The NACC consists of 30 multinational business corporations that advise SPP and set the action agenda for its 20 trilateral bureaucratic working groups.
The memo notes the NACC was created by the leaders in 2006 “to give the private sector a formal role in providing advice on how to enhance competitiveness in North America.”
According to the memo, the NACC made recommendations in three areas: border-crossing facilitation, standards and regulatory cooperation, and energy integration.
The memo suggested NACC members were getting impatient, charging the speed of SPP regulatory change was too slow. The members complained of “the private sector’s seeming inability to influence the pace of regulatory change ‘from the bottom up.'”
“Some NACC representatives,” the memo comments, “felt that direct signals from ministers were required if work was to advance at a pace rapid enough to address challenges from more dynamic international competitors – particularly China. The subtext was clear: In the absence of ministerial endorsement, bureaucracies are unlikely to act on the more challenging recommendations.”
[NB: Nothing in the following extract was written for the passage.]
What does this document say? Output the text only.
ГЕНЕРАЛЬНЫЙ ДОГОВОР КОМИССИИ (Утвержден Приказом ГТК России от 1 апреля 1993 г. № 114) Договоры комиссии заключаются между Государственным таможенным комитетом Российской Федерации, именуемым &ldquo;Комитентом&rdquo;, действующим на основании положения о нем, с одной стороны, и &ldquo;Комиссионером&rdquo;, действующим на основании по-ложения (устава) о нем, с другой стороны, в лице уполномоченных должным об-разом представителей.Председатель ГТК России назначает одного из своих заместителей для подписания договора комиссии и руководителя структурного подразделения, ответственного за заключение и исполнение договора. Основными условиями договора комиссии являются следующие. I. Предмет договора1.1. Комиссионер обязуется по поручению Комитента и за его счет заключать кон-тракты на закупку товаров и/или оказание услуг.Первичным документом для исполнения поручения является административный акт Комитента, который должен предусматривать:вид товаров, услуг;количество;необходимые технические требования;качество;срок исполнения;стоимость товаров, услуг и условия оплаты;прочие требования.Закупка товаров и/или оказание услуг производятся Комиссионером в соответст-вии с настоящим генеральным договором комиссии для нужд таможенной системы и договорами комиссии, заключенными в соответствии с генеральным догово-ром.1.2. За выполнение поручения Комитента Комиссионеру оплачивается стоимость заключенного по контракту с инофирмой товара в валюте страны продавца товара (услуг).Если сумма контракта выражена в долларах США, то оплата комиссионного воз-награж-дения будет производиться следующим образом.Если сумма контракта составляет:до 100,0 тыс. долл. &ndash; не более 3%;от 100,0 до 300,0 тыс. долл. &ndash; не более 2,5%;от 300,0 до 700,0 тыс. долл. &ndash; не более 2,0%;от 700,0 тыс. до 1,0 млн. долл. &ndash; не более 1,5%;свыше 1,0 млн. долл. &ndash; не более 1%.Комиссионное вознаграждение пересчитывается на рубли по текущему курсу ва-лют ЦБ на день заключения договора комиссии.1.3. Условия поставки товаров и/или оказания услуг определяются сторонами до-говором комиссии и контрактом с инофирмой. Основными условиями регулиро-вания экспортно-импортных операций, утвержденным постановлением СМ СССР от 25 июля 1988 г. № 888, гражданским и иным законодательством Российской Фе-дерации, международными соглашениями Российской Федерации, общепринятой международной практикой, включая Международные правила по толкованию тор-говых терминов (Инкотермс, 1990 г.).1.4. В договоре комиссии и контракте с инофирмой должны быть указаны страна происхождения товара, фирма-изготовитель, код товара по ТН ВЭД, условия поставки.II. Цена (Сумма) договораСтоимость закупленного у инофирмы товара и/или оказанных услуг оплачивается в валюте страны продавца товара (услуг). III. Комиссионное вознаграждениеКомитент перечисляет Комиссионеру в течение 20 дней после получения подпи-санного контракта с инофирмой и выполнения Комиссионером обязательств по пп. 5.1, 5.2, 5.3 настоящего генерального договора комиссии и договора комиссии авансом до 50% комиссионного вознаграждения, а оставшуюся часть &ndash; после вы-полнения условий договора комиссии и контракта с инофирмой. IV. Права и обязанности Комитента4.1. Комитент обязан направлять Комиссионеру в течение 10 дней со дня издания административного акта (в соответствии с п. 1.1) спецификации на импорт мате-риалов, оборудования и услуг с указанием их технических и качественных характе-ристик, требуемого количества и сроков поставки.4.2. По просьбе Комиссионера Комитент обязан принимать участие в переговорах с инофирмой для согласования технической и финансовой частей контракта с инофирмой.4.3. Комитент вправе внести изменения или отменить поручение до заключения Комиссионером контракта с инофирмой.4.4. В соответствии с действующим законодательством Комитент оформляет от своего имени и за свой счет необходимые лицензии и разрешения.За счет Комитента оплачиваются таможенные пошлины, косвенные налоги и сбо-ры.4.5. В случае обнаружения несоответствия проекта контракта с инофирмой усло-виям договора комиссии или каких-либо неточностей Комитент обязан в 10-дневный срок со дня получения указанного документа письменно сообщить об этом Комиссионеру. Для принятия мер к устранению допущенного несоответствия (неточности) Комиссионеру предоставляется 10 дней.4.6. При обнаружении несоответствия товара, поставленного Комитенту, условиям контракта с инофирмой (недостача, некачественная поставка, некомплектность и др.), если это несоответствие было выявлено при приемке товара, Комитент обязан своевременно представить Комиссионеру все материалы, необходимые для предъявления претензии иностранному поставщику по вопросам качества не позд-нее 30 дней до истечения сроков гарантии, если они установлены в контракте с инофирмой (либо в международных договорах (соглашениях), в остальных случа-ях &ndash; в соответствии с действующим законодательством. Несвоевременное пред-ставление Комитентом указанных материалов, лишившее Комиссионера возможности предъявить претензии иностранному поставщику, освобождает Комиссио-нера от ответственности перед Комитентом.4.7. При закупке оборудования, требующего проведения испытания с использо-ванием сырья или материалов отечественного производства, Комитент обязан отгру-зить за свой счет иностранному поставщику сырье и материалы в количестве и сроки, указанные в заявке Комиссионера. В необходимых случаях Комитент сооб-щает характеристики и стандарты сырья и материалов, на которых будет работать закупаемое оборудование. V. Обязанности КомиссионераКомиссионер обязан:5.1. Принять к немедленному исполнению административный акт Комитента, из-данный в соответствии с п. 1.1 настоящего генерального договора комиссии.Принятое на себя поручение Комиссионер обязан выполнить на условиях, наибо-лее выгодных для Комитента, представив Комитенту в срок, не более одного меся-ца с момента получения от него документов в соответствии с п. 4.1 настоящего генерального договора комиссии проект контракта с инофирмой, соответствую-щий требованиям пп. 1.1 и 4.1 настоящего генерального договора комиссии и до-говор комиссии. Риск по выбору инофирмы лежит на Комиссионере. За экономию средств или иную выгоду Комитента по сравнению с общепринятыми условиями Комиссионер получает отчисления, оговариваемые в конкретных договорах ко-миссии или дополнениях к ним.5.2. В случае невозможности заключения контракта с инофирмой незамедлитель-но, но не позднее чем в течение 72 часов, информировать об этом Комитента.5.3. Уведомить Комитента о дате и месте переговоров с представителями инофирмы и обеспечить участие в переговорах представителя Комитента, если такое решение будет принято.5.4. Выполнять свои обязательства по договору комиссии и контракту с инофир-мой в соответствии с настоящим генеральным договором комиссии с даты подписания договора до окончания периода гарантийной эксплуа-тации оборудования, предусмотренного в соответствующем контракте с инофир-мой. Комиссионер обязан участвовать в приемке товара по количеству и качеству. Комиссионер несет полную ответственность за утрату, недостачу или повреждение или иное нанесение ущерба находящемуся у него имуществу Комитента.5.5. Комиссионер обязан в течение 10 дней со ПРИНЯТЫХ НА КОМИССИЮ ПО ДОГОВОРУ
The memo noted the ministers agreed at their Feb. 23 meeting to finalize by June a plan to create a coordinating body to prepare for the “North American response to an outbreak of avian or pandemic influenza.” The leaders are expected to finalize the plan at the August summit.
The memo also reported ministers agreed to create a coordinating body on emergency management similar to that set up for avian or pandemic flu. The governance structure of coordinating body was also scheduled for completion in June, so it could be presented to the leaders for final approval at the August summit.
A comment at the end of the memo said the ministers at their Feb. 23 meeting “acknowledged that the SPP was largely unknown or misunderstood and needed to be better communicated beyond the officials and the business groups involved.”
WND has reported that as many as 10,000 protesters plan to assemble in Quebec to show opposition to the summit.
The Corbett Report, a Canadian blog that first reported on the memo obtained by Harder, noted the term “Security and Prosperity” was first used by the Canadian Council of Chief Executives, or CCOCE, in a Jan. 23, 2003, report entitled, “Security and Prosperity: Toward a New Canada-United States Partnership in North America.”
CCOCE’s membership consists of 150 of Canada’s leading businesses. In the U.S., the Chamber of Commerce would be considered a counterpart.
WND previously reported on National Security Presidential Directive No. 51 and Homeland Security Presidential Directive No. 20, which allocate to the office of the president the authority to direct all levels of government in the event he declares a national emergency.
WND also has previously reported that under SPP, the military of the U.S. and Canada are turning USNORTHCOM into a domestic military command structure, with authority extending to Mexico, even though Mexico has not formally joined with the current U.S.-Canadian USNORTHCOM command structure.